Since the 1960s, several northern states of Nigeria have enacted sharia-based criminal laws, including provisions for Qisas. These codes have been applied in the Sharia Courts of Nigeria to Muslims. Many have been sentenced to retaliation under the Qisas principle, as well as to other punishments such as hudud and tazir.

Saudi Arabia

Murder and manslaughter are private offenses in Saudi Arabia, which a victim or victim's heirs must prosecute, or accept monetary compensation, or grant pardon. The sharia courts in Saudi Arabia apply Qisas to juvenile cases, with previous limit of 7 year raised to 12 year age limit, for both boys or girls. This age limit is not effectively enforced, and the court can assess a child defendant's physical characteristics to decide if he or she should be tried as an adult. In most cases, a person who satisfies at least one of the following four characteristics is considered as an adult for Qisas cases: above the age of 15, has wet dreams, any appearance of pubic hair, or start of menstruation. Qisas principle, when enforced in Saudi Arabia, means equal retaliation and damage on the defendant.
According to reports in Saudi media, in 2013, a court in Saudi Arabia sentenced a defendant to have his spinal cord severed to paralyze him, unless he paid one million Saudi riyals in Diyya compensation to the victim. The offender allegedly stabbed his friend in the back, rendering him paralysed from the waist down in or around 2003. Other reported sentences of qisas in KSA have included eye gouging, tooth extraction, and death in cases of murder.

Qisas and honor crimes

According to most variations of Islamic Law, Qisas doesn't apply if a Muslim parent or grandparent kills their child or grandchild, or if the murder victim is a spouse with whom one has surviving children.
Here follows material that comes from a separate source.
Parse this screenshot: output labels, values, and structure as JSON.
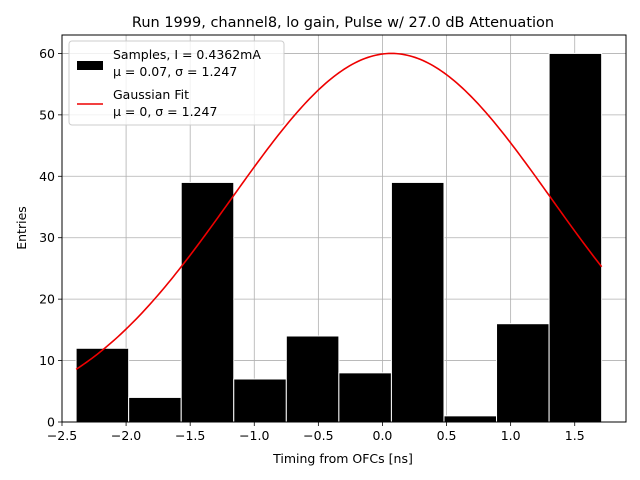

The culprit can be, however, subject to Diyya which is payable to the surviving heirs of the victims or punished through Tazir which is a Fixed punishment given by the Judge or Ruler.
The four major schools of Sunni Sharia have been divided on applicability of Qisas when the victim is a child, and the father is the murderer. The Hanafi, Shafi'i and Hanbali Sunni sharias have ruled that Qisas does not apply, as has the Shia Sharia doctrine. The Maliki school, however, has ruled that Qisas may be demanded by the mother if a father kills his son. The Hanafi, Hanbali and Shafi'i sharia extend this principle to cases when the victim is a child and the mother or grandparents are the murderers.
Scholars suggest that this exemption of parents and relatives from Qisas, and the treatment of homicide-related Qisas as a civil dispute that should be handled privately by victim's family under sharia doctrine, encourages honor crimes, particularly against females, as well as allows the murderer to go unpunished. This, state Devers and Bacon, is why many honor crimes are not reported to the police, nor handled in the public arena. Historically, Sharia did not stipulate any punishment against the accused when the victim is the child or the spouse of the murderer, but in modern times some Sharia-based Muslim countries have introduced laws that grant courts the discretion to impose imprisonment of the murderer. However, the victim's heirs have the right to waive Qisas, seek Diyat, or pardon the killer.

''Eye for an eye''

A legal concept similar to Qisas is the principle of Eye for an eye first recorded in the Code of Hammurabi.